The Federal Aviation Authority (FAA) is giving low-cost carrier JetBlue Airways US$4.2 million towards equipping up to 35 of its Airbus A320s with automatic dependent surveillance-broadcast (ADS-B) avionics in exchange for data on these flights on the East Coast and to the Caribbean.

The FAA said the deal will also permit JetBlue to fly a new route to the Caribbean, and could lead to the development of two new, shorter routes to the Caribbean from Boston, New York and Washington. About 25 percent of JebBlue’s flights currently serve the region.

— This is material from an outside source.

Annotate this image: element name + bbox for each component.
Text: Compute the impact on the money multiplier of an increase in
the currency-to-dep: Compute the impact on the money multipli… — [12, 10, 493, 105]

Because of this partnership, and the data it assumes will show the economic benefits of the satellite-based NextGen air traffic management program, the FAA hopes other airlines will step forward and equip their own aircraft. NextGen is a multi-billion dollar effort to modernize US air traffic flows.

The agency said it even has more money available for equipage in an account set up to further NextGen.

“Best-equipped will be best-served,” said FAA Administrator Randy Babbitt.

US Transportation Department Secretary Ray LaHood, JetBlue CEO Dave Barger and Babbitt made the announcement at Ronald Reagan Washington National Airport.

The airline said it will be installing ADS-B on its A320s in the next two years. It also said it will pay for the cost of downtime while its young fleet is being fitted with the system.

In addition, JetBlue said it also will pay for any training needed for flight crews and dispatchers.

LaHood, calling Barger an “innovator,” said he stepped up to the plate to work with the FAA on this partnership.

Babbitt said these data will give other airlines a glimpse of future benefits to equipping their aircraft for more NextGen advancements.

Babbitt noted that this is not the first partnership FAA has had, pointing to other airlines that already have GPS and are installing ADS-B.

“We want our partners to know it is better to come on board sooner,” he said.

The FAA said the goal of the test is to track the 35 Airbus jets more precisely with satellite than current radar systems allow.

That will let JetBlue fly a new route, farther east, along the coast, as well as to use two areas over the ocean where radar coverage isn’t available, the FAA said.